Les corps de l’ombre

août 9, 2013

Des corps et des visages retouchés par photoshop à la surface montrée des corps sans cesse en expansion, le regard semble avoir pris possession de tout. Il n’est plus de mystère pour notre regard occidental, et montrer, aujourd’hui, c’est aseptiser : regarder c’est exorciser.

 En réduisant sans cesse l’espace couvert des corps, c’est comme s’il fallait montrer à tout prix comme le corps humain est propre. Propre de tout : de poils, de fluides, peut être surtout de la mort.

On fronce les sourcils en se rappelant que l’Eglise au XVIIème siècle se choquait des orteils de la Vierge peints trop effrontément, révélant un certain ridicule du corps qu’il aurait fallu ignorer. Pourtant aujourd’hui, nous prétendons à plus de pureté formelle encore.
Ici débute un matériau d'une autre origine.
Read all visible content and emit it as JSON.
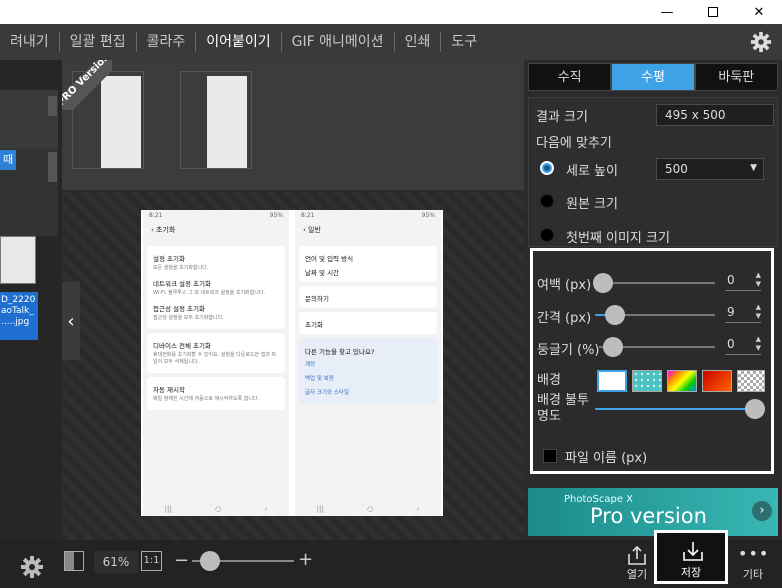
{
  "menu": {
    "items": [
      "려내기",
      "일괄 편집",
      "콜라주",
      "이어붙이기",
      "GIF 애니메이션",
      "인쇄",
      "도구"
    ],
    "active": "이어붙이기"
  },
  "left_strip": {
    "blue_tag": "때",
    "file_label": "D_2220 aoTalk_ .....jpg"
  },
  "pro_badge": "PRO Version",
  "preview": {
    "left": {
      "status_time": "8:21",
      "status_right": "95%",
      "title": "초기화",
      "items": [
        {
          "title": "설정 초기화",
          "sub": "모든 설정을 초기화합니다."
        },
        {
          "title": "네트워크 설정 초기화",
          "sub": "Wi-Fi, 블루투스 그 외 네트워크 설정을 초기화합니다."
        },
        {
          "title": "접근성 설정 초기화",
          "sub": "접근성 설정을 모두 초기화합니다."
        },
        {
          "title": "디바이스 전체 초기화",
          "sub": "휴대전화를 초기화할 수 있어요. 설정을 다운로드한 앱과 파일이 모두 삭제됩니다."
        },
        {
          "title": "자동 재시작",
          "sub": "매일 정해진 시간에 자동으로 재시작하도록 합니다."
        }
      ]
    },
    "right": {
      "status_time": "8:21",
      "status_right": "95%",
      "title": "일반",
      "items": [
        "언어 및 입력 방식",
        "날짜 및 시간",
        "문의하기",
        "초기화"
      ],
      "help_title": "다른 기능을 찾고 있나요?",
      "help_links": [
        "계정",
        "백업 및 복원",
        "글자 크기와 스타일"
      ]
    }
  },
  "panel": {
    "tabs": [
      "수직",
      "수평",
      "바둑판"
    ],
    "active_tab": "수평",
    "result_size_label": "결과 크기",
    "result_size_value": "495 x 500",
    "fit_label": "다음에 맞추기",
    "radio_options": [
      "세로 높이",
      "원본 크기",
      "첫번째 이미지 크기"
    ],
    "selected_radio": "세로 높이",
    "height_value": "500",
    "margin_label": "여백 (px)",
    "margin_value": "0",
    "spacing_label": "간격 (px)",
    "spacing_value": "9",
    "roundness_label": "둥글기 (%)",
    "roundness_value": "0",
    "background_label": "배경",
    "opacity_label": "배경 불투명도",
    "opacity_fraction": 1.0,
    "filename_label": "파일 이름 (px)",
    "filename_checked": false
  },
  "ad": {
    "small_text": "PhotoScape X",
    "big_text": "Pro version"
  },
  "bottom": {
    "zoom": "61%",
    "one_to_one": "1:1",
    "open_label": "열기",
    "save_label": "저장",
    "more_label": "기타"
  },
  "colors": {
    "accent": "#3ea3e6",
    "panel_bg": "#2b2b2b",
    "menu_bg": "#3a3a3a"
  }
}
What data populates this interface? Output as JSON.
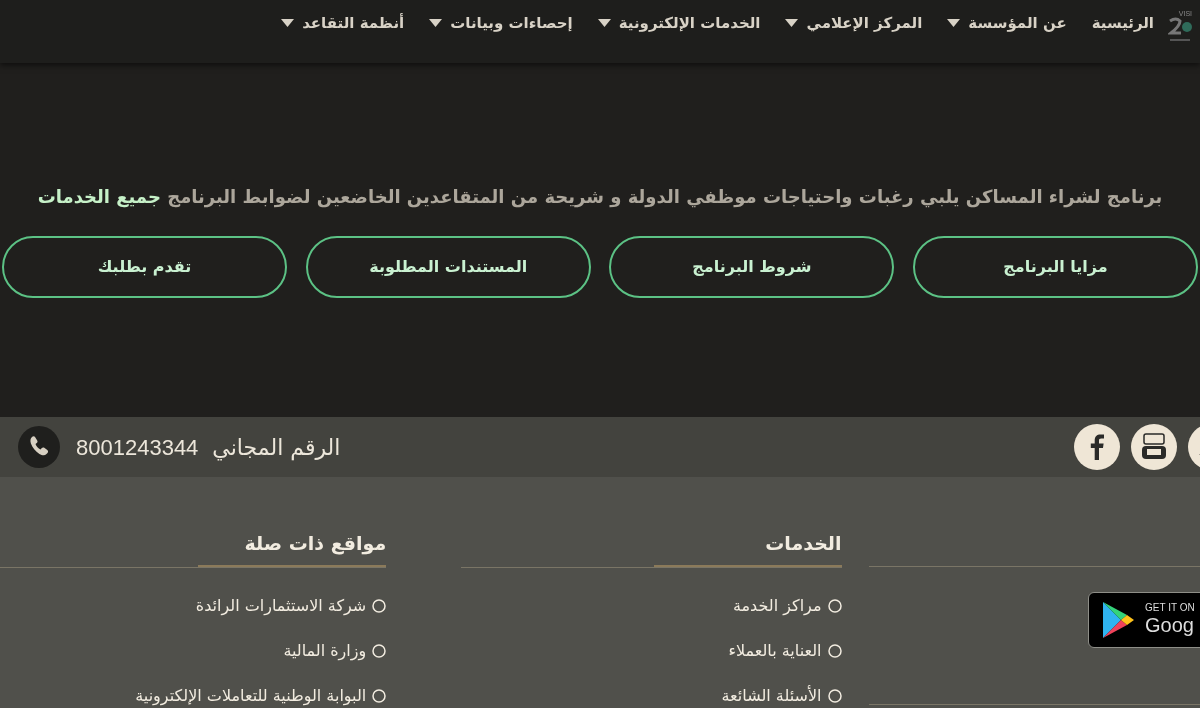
{
  "header": {
    "logo_text": "VISI",
    "nav": [
      {
        "label": "الرئيسية",
        "dropdown": false
      },
      {
        "label": "عن المؤسسة",
        "dropdown": true
      },
      {
        "label": "المركز الإعلامي",
        "dropdown": true
      },
      {
        "label": "الخدمات الإلكترونية",
        "dropdown": true
      },
      {
        "label": "إحصاءات وبيانات",
        "dropdown": true
      },
      {
        "label": "أنظمة التقاعد",
        "dropdown": true
      }
    ]
  },
  "hero": {
    "description": "برنامج لشراء المساكن يلبي رغبات واحتياجات موظفي الدولة و شريحة من المتقاعدين الخاضعين لضوابط البرنامج",
    "link": "جميع الخدمات",
    "buttons": [
      "مزايا البرنامج",
      "شروط البرنامج",
      "المستندات المطلوبة",
      "تقدم بطلبك"
    ]
  },
  "contact_bar": {
    "label": "الرقم المجاني",
    "phone": "8001243344"
  },
  "footer": {
    "app_badge": {
      "line1": "GET IT ON",
      "line2": "Goog"
    },
    "columns": [
      {
        "title": "الخدمات",
        "links": [
          "مراكز الخدمة",
          "العناية بالعملاء",
          "الأسئلة الشائعة"
        ]
      },
      {
        "title": "مواقع ذات صلة",
        "links": [
          "شركة الاستثمارات الرائدة",
          "وزارة المالية",
          "البوابة الوطنية للتعاملات الإلكترونية"
        ]
      }
    ]
  }
}
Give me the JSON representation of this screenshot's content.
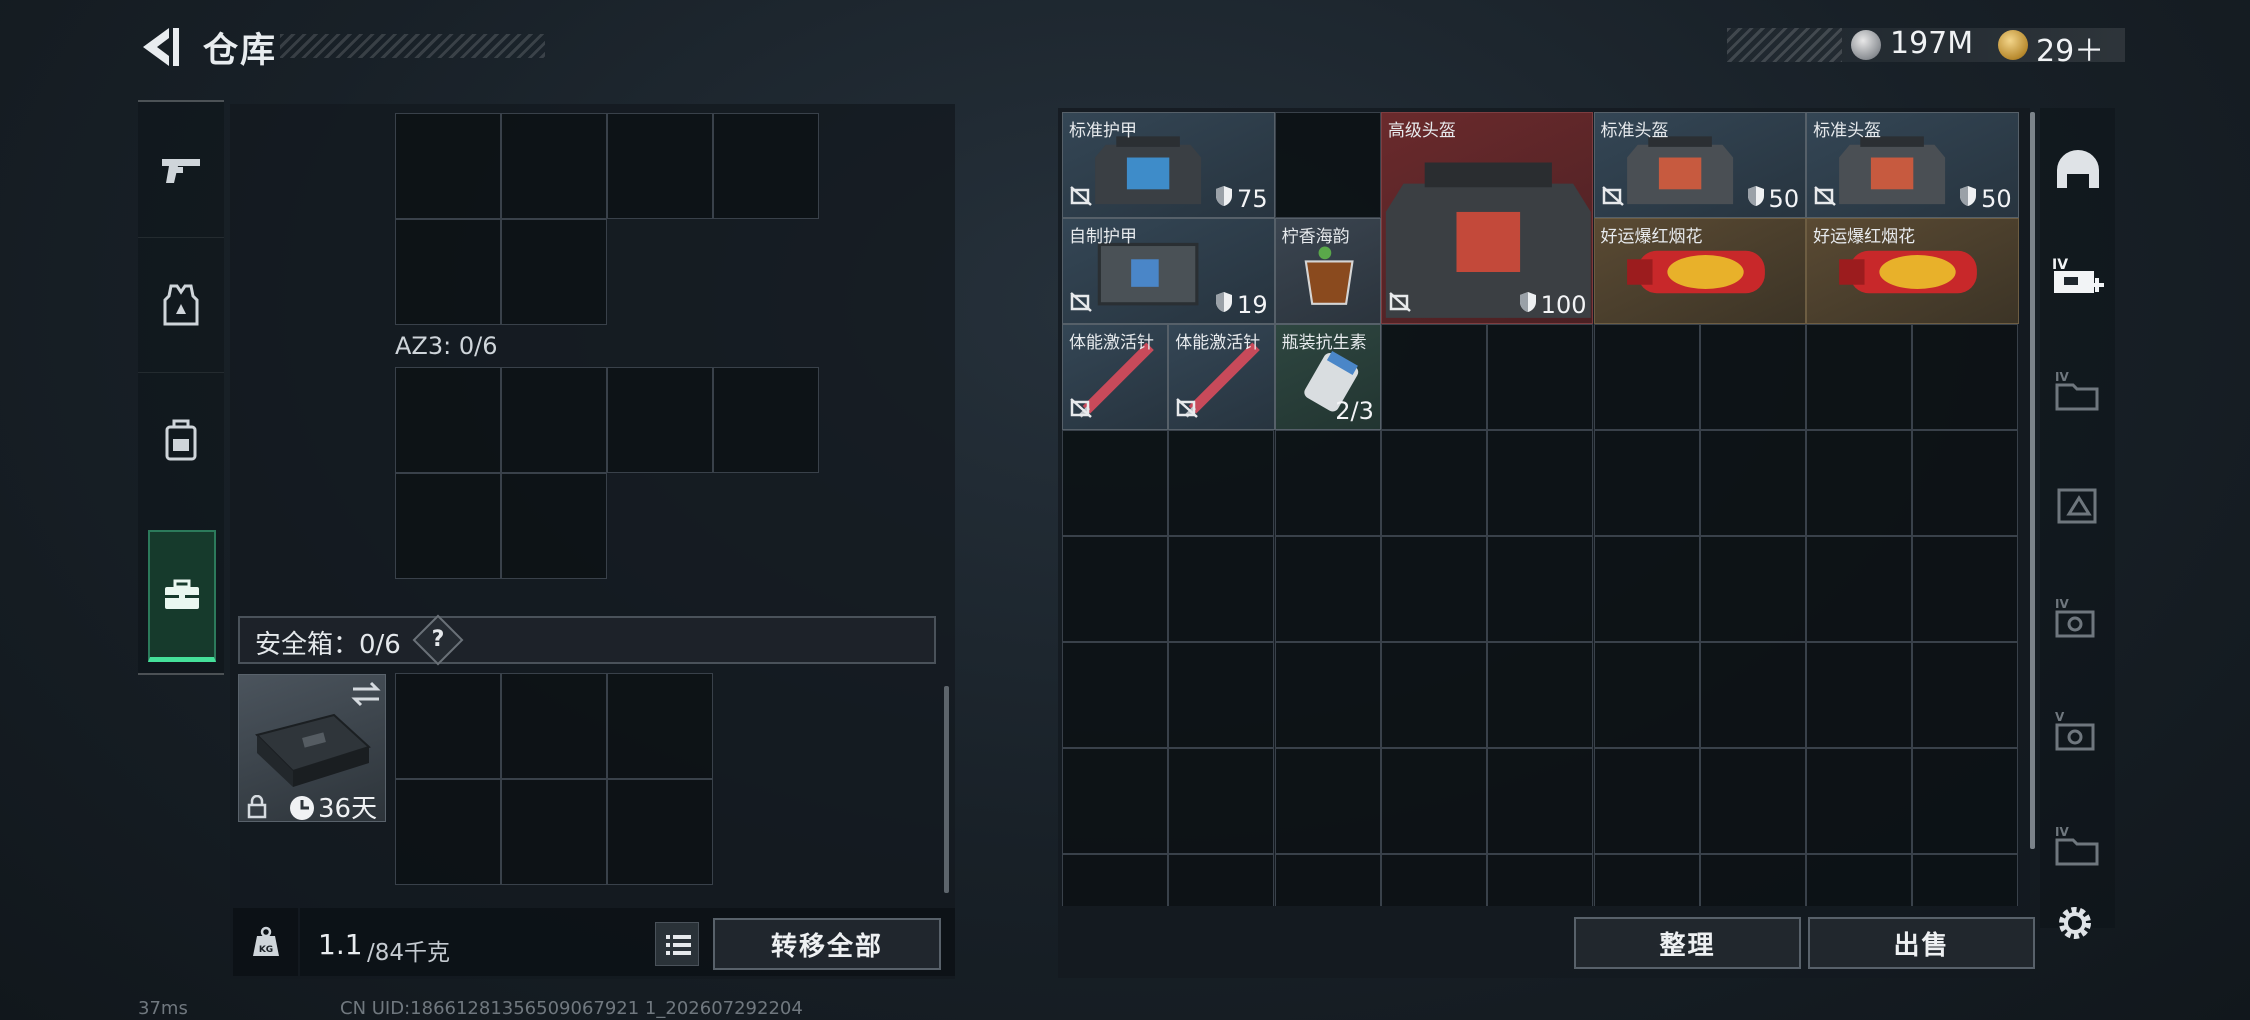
{
  "header": {
    "title": "仓库",
    "currency_silver": "197M",
    "currency_gold": "29＋"
  },
  "left_tabs": [
    {
      "icon": "pistol-icon"
    },
    {
      "icon": "armor-vest-icon"
    },
    {
      "icon": "backpack-icon"
    },
    {
      "icon": "briefcase-icon",
      "active": true
    }
  ],
  "loadout": {
    "az3_label": "AZ3: 0/6",
    "safe_box_label": "安全箱：0/6",
    "safe_box_help": "?",
    "case_days": "36天",
    "weight_value": "1.1",
    "weight_max": "/84千克",
    "transfer_all_label": "转移全部"
  },
  "stash": {
    "items": [
      {
        "name": "标准护甲",
        "stat": "75",
        "color": "blue"
      },
      {
        "name": "高级头盔",
        "stat": "100",
        "color": "red"
      },
      {
        "name": "标准头盔",
        "stat": "50",
        "color": "blue"
      },
      {
        "name": "标准头盔",
        "stat": "50",
        "color": "blue"
      },
      {
        "name": "自制护甲",
        "stat": "19",
        "color": "blue"
      },
      {
        "name": "柠香海韵",
        "stat": "",
        "color": "gray"
      },
      {
        "name": "好运爆红烟花",
        "stat": "",
        "color": "gold"
      },
      {
        "name": "好运爆红烟花",
        "stat": "",
        "color": "gold"
      },
      {
        "name": "体能激活针",
        "stat": "",
        "color": "blue"
      },
      {
        "name": "体能激活针",
        "stat": "",
        "color": "blue"
      },
      {
        "name": "瓶装抗生素",
        "stat": "2/3",
        "color": "green"
      }
    ],
    "sort_label": "整理",
    "sell_label": "出售"
  },
  "right_rail": [
    {
      "icon": "helmet-icon"
    },
    {
      "icon": "add-container-iv-icon"
    },
    {
      "icon": "container-iv-icon"
    },
    {
      "icon": "container-triangle-icon"
    },
    {
      "icon": "container-iv-camera-icon"
    },
    {
      "icon": "container-v-camera-icon"
    },
    {
      "icon": "container-iv-icon"
    }
  ],
  "status": {
    "ping": "37ms",
    "uid": "CN UID:18661281356509067921 1_202607292204"
  }
}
 Montrer pour dire qu’il n’y a rien à cacher, montrer parce que c’est montrable, c’est aussi dire que c’est sans secret. Quand on sait que le mystère est considéré comme un attrait, voire un facteur érotique, il faut se demander alors où il est passé : les magazines pornographiques le disent, le mystère est dans l’ampleur des cochonneries à venir. Ce n’est pas tant une découverte qu’on propose qu’un acte particulier, en fait une orgie d’actes.

 Le regard aplanit, il égalise : les différences pourait-on dire ontologiques des différents lieux du corps sont annulées, on nous présente (presque) des anus comme un autre carré de peau, le grain serré, lisse. Toutes les parties du corps sont égales aujourd’hui. Cela peut sembler contredire le fait que certaines parties du corps sont aussi de plus en plus sexualisées, mais en fait cette sexualisation est-elle même paradoxale, encore que le meilleur mot serait peut être « amputée » (de même pourrait-on qualifier la sexualité). Le ventre des femmes surexposé par les pantalons taille-basse, est à la fois sexualisé – on y amène les regards – mais il est aussi détourné de sa profondeur première, celle qui se pénètre ; détourné car aplani, montré comme surface et non comme réceptacle.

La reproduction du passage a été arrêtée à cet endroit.